From Maria Payne   Feb 19th.

My dear John

After a long and provoking silence I will own on my side I am again going to trespass on your attention I am sure you will credit me when I tell you that you are still dear to me and that nothing gives me more real pleasure than your sweetly romantic letters they breathe the very language that I love pray my dear John have you written many Valentines1 this time I know your talents in that way are of the first order. I am quite sure you are not heartwhole2 all this time in the South such a gay and gallant Lothario3 was never intended to blush unseen like the desert rose.4 Come now make me your confidant as I have no secrets of my own to keep I shall be the more capable of keeping anothers. There is nothing in the shape of news here everything going on as usual. When may we expect the pleasure of a visit from you in the County Carlow, it is a long delayed and I assure you anxiously looked for honour and you know how hope deferred maketh the heart sick.5 Emma6 requests me to present her love and compliments to you

Adieu my dear John | Your sincere friend | Maria Payne.

RI MS JT/1/11/3841

LT Transcript Only

Valentines: Although of pagan origin, St Valentine’s Day, 14 February, was declared a Christian feast in 486 AD. By the middle of the eighteenth century the day was marked by sending love notes or poems or, by the time this letter was written, printed notes decorated with lace could be purchased.

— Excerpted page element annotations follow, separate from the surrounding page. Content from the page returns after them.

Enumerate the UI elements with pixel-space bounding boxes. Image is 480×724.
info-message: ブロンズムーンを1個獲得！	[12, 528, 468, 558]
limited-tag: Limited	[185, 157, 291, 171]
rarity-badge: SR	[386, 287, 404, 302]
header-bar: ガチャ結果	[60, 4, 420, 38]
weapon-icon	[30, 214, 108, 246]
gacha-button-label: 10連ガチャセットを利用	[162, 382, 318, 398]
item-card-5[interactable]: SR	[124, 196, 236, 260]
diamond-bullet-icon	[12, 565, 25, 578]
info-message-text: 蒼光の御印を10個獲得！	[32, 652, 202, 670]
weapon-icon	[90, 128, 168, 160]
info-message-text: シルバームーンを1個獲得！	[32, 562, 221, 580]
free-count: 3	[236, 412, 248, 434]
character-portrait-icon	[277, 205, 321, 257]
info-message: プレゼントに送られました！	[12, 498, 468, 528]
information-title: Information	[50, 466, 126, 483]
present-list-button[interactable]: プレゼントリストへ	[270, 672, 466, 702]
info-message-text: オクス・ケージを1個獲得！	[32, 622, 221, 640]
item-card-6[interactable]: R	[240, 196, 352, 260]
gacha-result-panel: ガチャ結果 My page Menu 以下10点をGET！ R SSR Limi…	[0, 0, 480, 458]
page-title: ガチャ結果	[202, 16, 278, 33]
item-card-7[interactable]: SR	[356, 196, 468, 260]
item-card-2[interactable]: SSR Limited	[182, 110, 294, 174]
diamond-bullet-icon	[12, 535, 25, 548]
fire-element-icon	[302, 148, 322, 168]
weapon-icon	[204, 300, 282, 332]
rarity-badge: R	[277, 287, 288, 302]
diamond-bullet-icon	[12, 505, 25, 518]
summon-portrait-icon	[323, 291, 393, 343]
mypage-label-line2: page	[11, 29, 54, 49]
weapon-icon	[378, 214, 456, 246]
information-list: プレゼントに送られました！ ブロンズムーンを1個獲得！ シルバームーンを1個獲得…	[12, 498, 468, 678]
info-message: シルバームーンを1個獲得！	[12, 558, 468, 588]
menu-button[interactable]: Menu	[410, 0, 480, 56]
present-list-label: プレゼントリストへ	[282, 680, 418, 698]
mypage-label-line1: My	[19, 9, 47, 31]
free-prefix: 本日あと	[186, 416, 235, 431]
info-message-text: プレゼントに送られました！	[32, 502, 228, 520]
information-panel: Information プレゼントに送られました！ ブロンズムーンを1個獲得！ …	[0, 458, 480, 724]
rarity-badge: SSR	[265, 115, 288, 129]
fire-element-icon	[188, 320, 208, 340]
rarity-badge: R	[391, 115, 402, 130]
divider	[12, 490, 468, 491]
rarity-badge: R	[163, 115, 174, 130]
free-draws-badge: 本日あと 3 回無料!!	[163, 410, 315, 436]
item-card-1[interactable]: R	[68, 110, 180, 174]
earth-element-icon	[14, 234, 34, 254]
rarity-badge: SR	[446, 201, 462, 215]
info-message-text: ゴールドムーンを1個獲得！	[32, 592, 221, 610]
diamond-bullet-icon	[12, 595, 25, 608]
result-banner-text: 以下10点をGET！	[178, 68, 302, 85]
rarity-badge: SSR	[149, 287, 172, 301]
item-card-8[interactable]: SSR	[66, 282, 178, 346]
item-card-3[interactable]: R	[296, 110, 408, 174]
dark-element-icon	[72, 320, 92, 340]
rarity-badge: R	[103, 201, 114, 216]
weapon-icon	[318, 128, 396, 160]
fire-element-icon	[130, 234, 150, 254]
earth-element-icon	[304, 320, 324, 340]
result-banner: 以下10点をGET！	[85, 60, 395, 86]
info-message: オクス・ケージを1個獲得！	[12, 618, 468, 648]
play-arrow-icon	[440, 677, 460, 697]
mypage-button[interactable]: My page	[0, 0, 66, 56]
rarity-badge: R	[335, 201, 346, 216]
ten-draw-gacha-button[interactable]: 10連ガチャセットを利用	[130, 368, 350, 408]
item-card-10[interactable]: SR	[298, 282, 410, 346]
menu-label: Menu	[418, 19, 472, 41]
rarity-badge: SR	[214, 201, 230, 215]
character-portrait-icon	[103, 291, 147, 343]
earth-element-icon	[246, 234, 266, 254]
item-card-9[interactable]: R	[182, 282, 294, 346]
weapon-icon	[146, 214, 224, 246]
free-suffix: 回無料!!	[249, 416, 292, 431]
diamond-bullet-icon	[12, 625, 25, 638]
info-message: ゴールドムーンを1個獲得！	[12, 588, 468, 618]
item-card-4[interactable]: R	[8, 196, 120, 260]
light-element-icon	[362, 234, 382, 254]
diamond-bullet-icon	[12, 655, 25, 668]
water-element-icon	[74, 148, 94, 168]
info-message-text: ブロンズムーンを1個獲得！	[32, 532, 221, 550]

With the introduction of the penny post in 1840 (and thus the reduction in postal charges) the sending of Valentines gained popularity.

heartwhole: not emotionally attached; not in love (OED).

a gay and gallant Lothario: Lothario was character in Cervantes’ Don Quixote (1605/15) and later in Nicholas Rowe’s play ‘The Fair Penitent’ (1703) who was a persistent and successful womanizer.

blush unseen like the desert rose: adaptation of the line ‘Full many a flower is born to blush unseen, | And waste its sweetness on the desert air’, from T. Gray, ‘Elegy Written in a Country Churchyard’ (1751), 70.

hope deferred maketh the heart sick: Proverbs 13:12.

Emma: probably Tyndall’s cousin Emma, daughter of Caleb Tyndall.